There is only one Lord of the Ring, only one who can bend it to his will.  And he does not share power.  – Gandalf, Lord of the Rings

As we have posted about more than a few times on DuetsBlog over the years (like here and here), the OLYMPICS trademark and the Olympic Rings mark are highly enforced marks that uniquely bear special protection granted from Congress.  In order for a country to be eligible to host one of the Games, they must have a law providing heightened protections for use of these marks.   36 U.S.C. 220506 provides that only the US Olympic Committee (“USOC”) has the exclusive right to use ” the symbol of the International Olympic Committee, consisting of 5 interlocking rings”,  the word “Olympic”, and other Olympic- and Paralympic-related names and marks.  The USOC may file a civil action if the Olympic rings, the word Olympic or trademarks owned by the International Olympic Committee are used without their consent and for the purpose of trade, to induce the sale of any goods or services, or to promote any theatrical exhibition, athletic performance, or competition.  If you want to use OLYMPICS or the five interlocking rings on any product or in any promotional materials, the general advice is the reverse Nike slogan – “just DON’T do it” (well at least without getting consent).

But then came the epic mechanical failure during the Sochi Opening Ceremonies…with four rings and a snowflake/asterisk-like contraption that malfunctioned.  #SochiFail.

The failure was maybe only overshadowed by Costas’ gruesome eye infection, and amazingly not seen by Russians on their TVs since the Russian government spliced in images from a dress rehearsal during the local broadcast.

A meme was created…

And then there were t-shirts…

And then there was this brilliantly executed (but fake) ad for Audi, with the “asterisk” next to copy that says “when four rings is all you need.”

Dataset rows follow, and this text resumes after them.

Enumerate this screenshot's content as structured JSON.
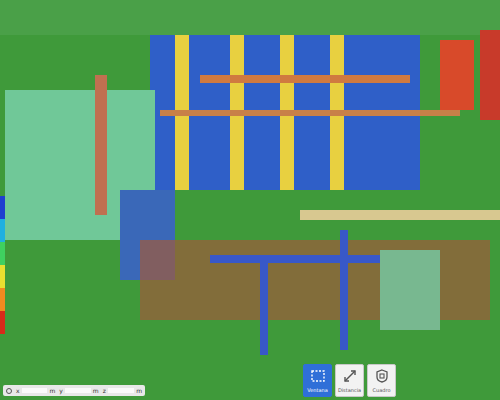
{
  "viewer": {
    "content": "point cloud scan"
  },
  "color_scale": [
    {
      "color": "#1f3fd0"
    },
    {
      "color": "#1fb0e0"
    },
    {
      "color": "#3fd060"
    },
    {
      "color": "#e8e030"
    },
    {
      "color": "#f08a20"
    },
    {
      "color": "#d82a1a"
    }
  ],
  "coordinates": [
    {
      "axis": "x",
      "unit": "m"
    },
    {
      "axis": "y",
      "unit": "m"
    },
    {
      "axis": "z",
      "unit": "m"
    }
  ],
  "tools": [
    {
      "label": "Ventana",
      "selected": true,
      "kind": "window"
    },
    {
      "label": "Distancia",
      "selected": false,
      "kind": "distance"
    },
    {
      "label": "Cuadro",
      "selected": false,
      "kind": "box"
    }
  ]
}
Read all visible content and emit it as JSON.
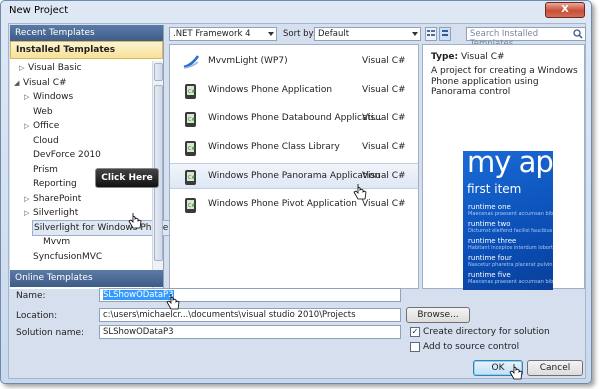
{
  "window": {
    "title": "New Project",
    "close_label": "X"
  },
  "left": {
    "recent_label": "Recent Templates",
    "installed_label": "Installed Templates",
    "online_label": "Online Templates",
    "tree": [
      {
        "label": "Visual Basic",
        "indent": 1,
        "arrow": "▷"
      },
      {
        "label": "Visual C#",
        "indent": 0,
        "arrow": "◢"
      },
      {
        "label": "Windows",
        "indent": 2,
        "arrow": "▷"
      },
      {
        "label": "Web",
        "indent": 2,
        "arrow": ""
      },
      {
        "label": "Office",
        "indent": 2,
        "arrow": "▷"
      },
      {
        "label": "Cloud",
        "indent": 2,
        "arrow": ""
      },
      {
        "label": "DevForce 2010",
        "indent": 2,
        "arrow": ""
      },
      {
        "label": "Prism",
        "indent": 2,
        "arrow": ""
      },
      {
        "label": "Reporting",
        "indent": 2,
        "arrow": ""
      },
      {
        "label": "SharePoint",
        "indent": 2,
        "arrow": "▷"
      },
      {
        "label": "Silverlight",
        "indent": 2,
        "arrow": "▷"
      },
      {
        "label": "Silverlight for Windows Phone",
        "indent": 2,
        "arrow": ""
      },
      {
        "label": "Mvvm",
        "indent": 3,
        "arrow": ""
      },
      {
        "label": "SyncfusionMVC",
        "indent": 2,
        "arrow": ""
      }
    ],
    "tooltip": "Click Here"
  },
  "toolbar": {
    "framework": ".NET Framework 4",
    "sort_by_label": "Sort by:",
    "sort_value": "Default",
    "search_placeholder": "Search Installed Templates"
  },
  "templates": [
    {
      "name": "MvvmLight (WP7)",
      "lang": "Visual C#"
    },
    {
      "name": "Windows Phone Application",
      "lang": "Visual C#"
    },
    {
      "name": "Windows Phone Databound Applicati...",
      "lang": "Visual C#"
    },
    {
      "name": "Windows Phone Class Library",
      "lang": "Visual C#"
    },
    {
      "name": "Windows Phone Panorama Application",
      "lang": "Visual C#"
    },
    {
      "name": "Windows Phone Pivot Application",
      "lang": "Visual C#"
    }
  ],
  "details": {
    "type_label": "Type:",
    "type_value": "Visual C#",
    "description": "A project for creating a Windows Phone application using Panorama control",
    "preview": {
      "title": "my ap",
      "subtitle": "first item",
      "items": [
        {
          "main": "runtime one",
          "sub": "Maecenas praesent accumsan bibendum"
        },
        {
          "main": "runtime two",
          "sub": "Dictumst eleifend facilisi faucibus"
        },
        {
          "main": "runtime three",
          "sub": "Habitant inceptos interdum lobortis"
        },
        {
          "main": "runtime four",
          "sub": "Nascetur pharetra placerat pulvinar"
        },
        {
          "main": "runtime five",
          "sub": "Maecenas praesent accumsan bibendum"
        }
      ]
    }
  },
  "form": {
    "name_label": "Name:",
    "name_value": "SLShowODataP3",
    "location_label": "Location:",
    "location_value": "c:\\users\\michaelcr...\\documents\\visual studio 2010\\Projects",
    "solution_label": "Solution name:",
    "solution_value": "SLShowODataP3",
    "browse_label": "Browse...",
    "create_dir_label": "Create directory for solution",
    "create_dir_checked": "✓",
    "add_source_label": "Add to source control",
    "ok_label": "OK",
    "cancel_label": "Cancel"
  }
}
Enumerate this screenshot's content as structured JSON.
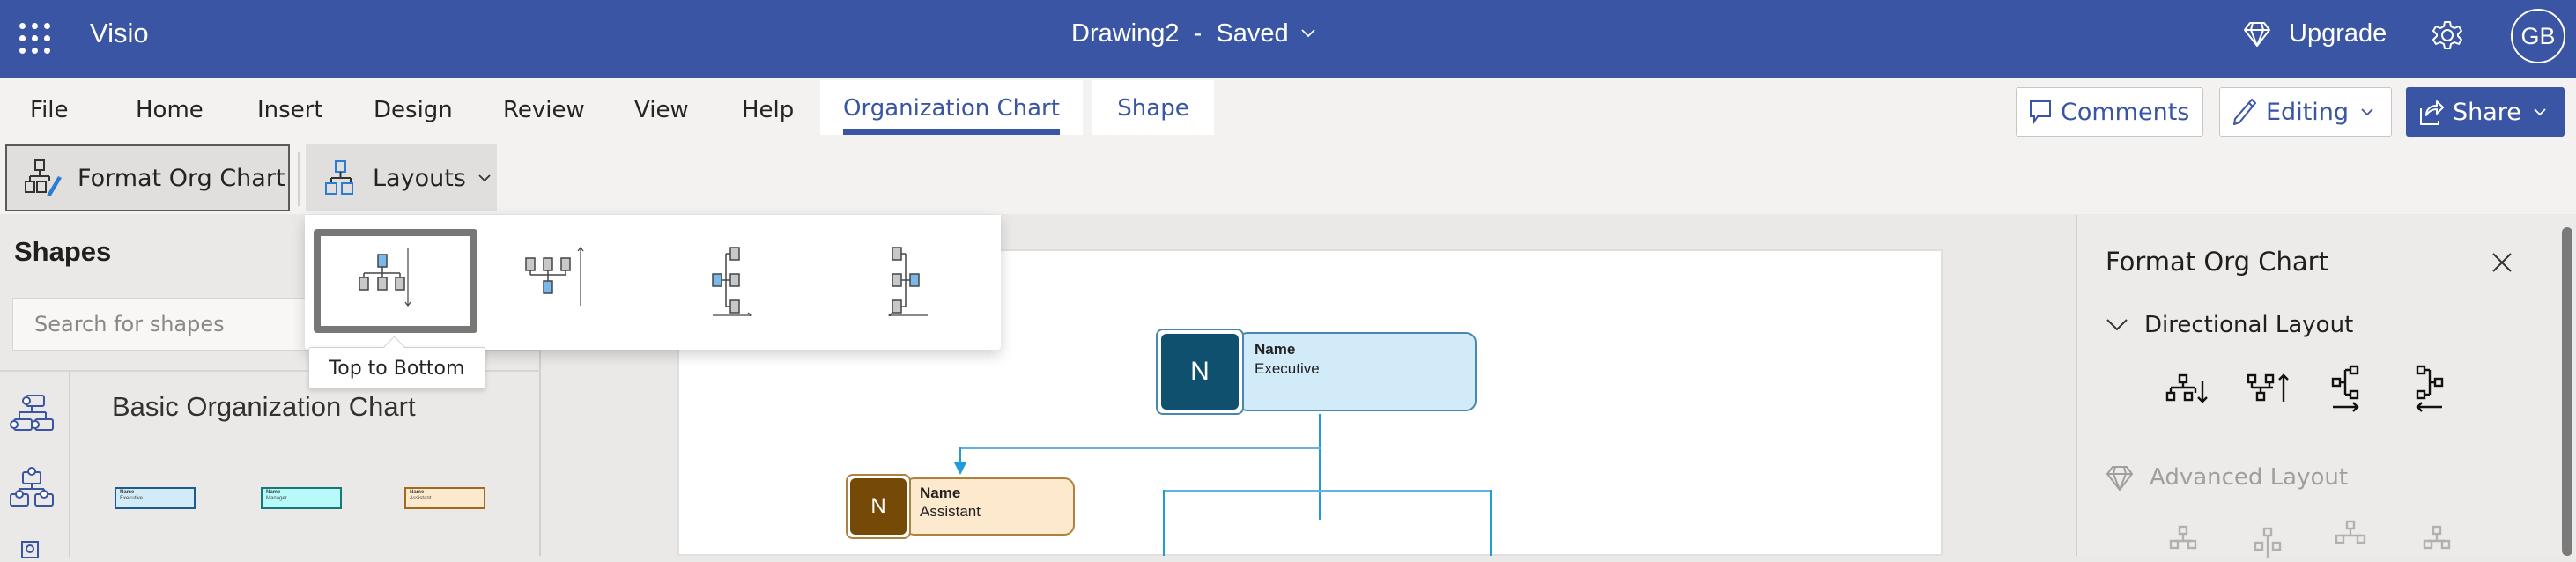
{
  "titlebar": {
    "app_name": "Visio",
    "doc_title": "Drawing2  -  Saved",
    "upgrade_label": "Upgrade",
    "avatar_initials": "GB",
    "brand_color": "#3955a3"
  },
  "tabs": [
    {
      "label": "File"
    },
    {
      "label": "Home"
    },
    {
      "label": "Insert"
    },
    {
      "label": "Design"
    },
    {
      "label": "Review"
    },
    {
      "label": "View"
    },
    {
      "label": "Help"
    },
    {
      "label": "Organization Chart",
      "active": true,
      "contextual": true
    },
    {
      "label": "Shape",
      "contextual": true
    }
  ],
  "header_actions": {
    "comments_label": "Comments",
    "editing_label": "Editing",
    "share_label": "Share"
  },
  "ribbon": {
    "format_org_chart_label": "Format Org Chart",
    "layouts_label": "Layouts"
  },
  "layouts_dropdown": {
    "options": [
      {
        "name": "Top to Bottom",
        "selected": true
      },
      {
        "name": "Bottom to Top"
      },
      {
        "name": "Left to Right"
      },
      {
        "name": "Right to Left"
      }
    ],
    "tooltip": "Top to Bottom"
  },
  "shapes_panel": {
    "title": "Shapes",
    "search_placeholder": "Search for shapes",
    "stencil_name": "Basic Organization Chart",
    "stencil_shapes": [
      {
        "name": "Name",
        "role": "Executive",
        "fill": "#d2ebf9",
        "border": "#1c5c8a"
      },
      {
        "name": "Name",
        "role": "Manager",
        "fill": "#b8fafa",
        "border": "#17787a"
      },
      {
        "name": "Name",
        "role": "Assistant",
        "fill": "#fde9cd",
        "border": "#a46a1c"
      }
    ]
  },
  "canvas": {
    "nodes": [
      {
        "initial": "N",
        "name": "Name",
        "role": "Executive",
        "photo_color": "#10506f",
        "fill": "#d2ebf9",
        "border": "#4a87ae"
      },
      {
        "initial": "N",
        "name": "Name",
        "role": "Assistant",
        "photo_color": "#744a06",
        "fill": "#fde9cd",
        "border": "#b0803f"
      }
    ],
    "connector_color": "#1f9bd7"
  },
  "format_panel": {
    "title": "Format Org Chart",
    "directional_section": "Directional Layout",
    "directional_options": [
      "Top to Bottom",
      "Bottom to Top",
      "Left to Right",
      "Right to Left"
    ],
    "advanced_section": "Advanced Layout"
  }
}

So does the use of this gaffe on products and in advertisement to promote products or services violate the USOC’s exclusive rights in the rings as described in 36 U.S.C. 220506?  Perhaps not.  The statute specifically describes the symbol as “consisting of five interlocking rings.”   Not two rings, not four rings, not five rings spaced apart from one another – five interlocking rings.  While courts have weighed in differently on trademark fair use for parodies, it is doubtful that this use confuses the consuming public into assuming source or sponsorship by the Olympics.    So it is possible that this could be one of the few instances of fair use for the “Olympic rings.”

What do you think about the Olympics’ unique rights in their mark over other brand owners?  Do you think those rights are fair?  Are there other marks that you think deserve similar protection?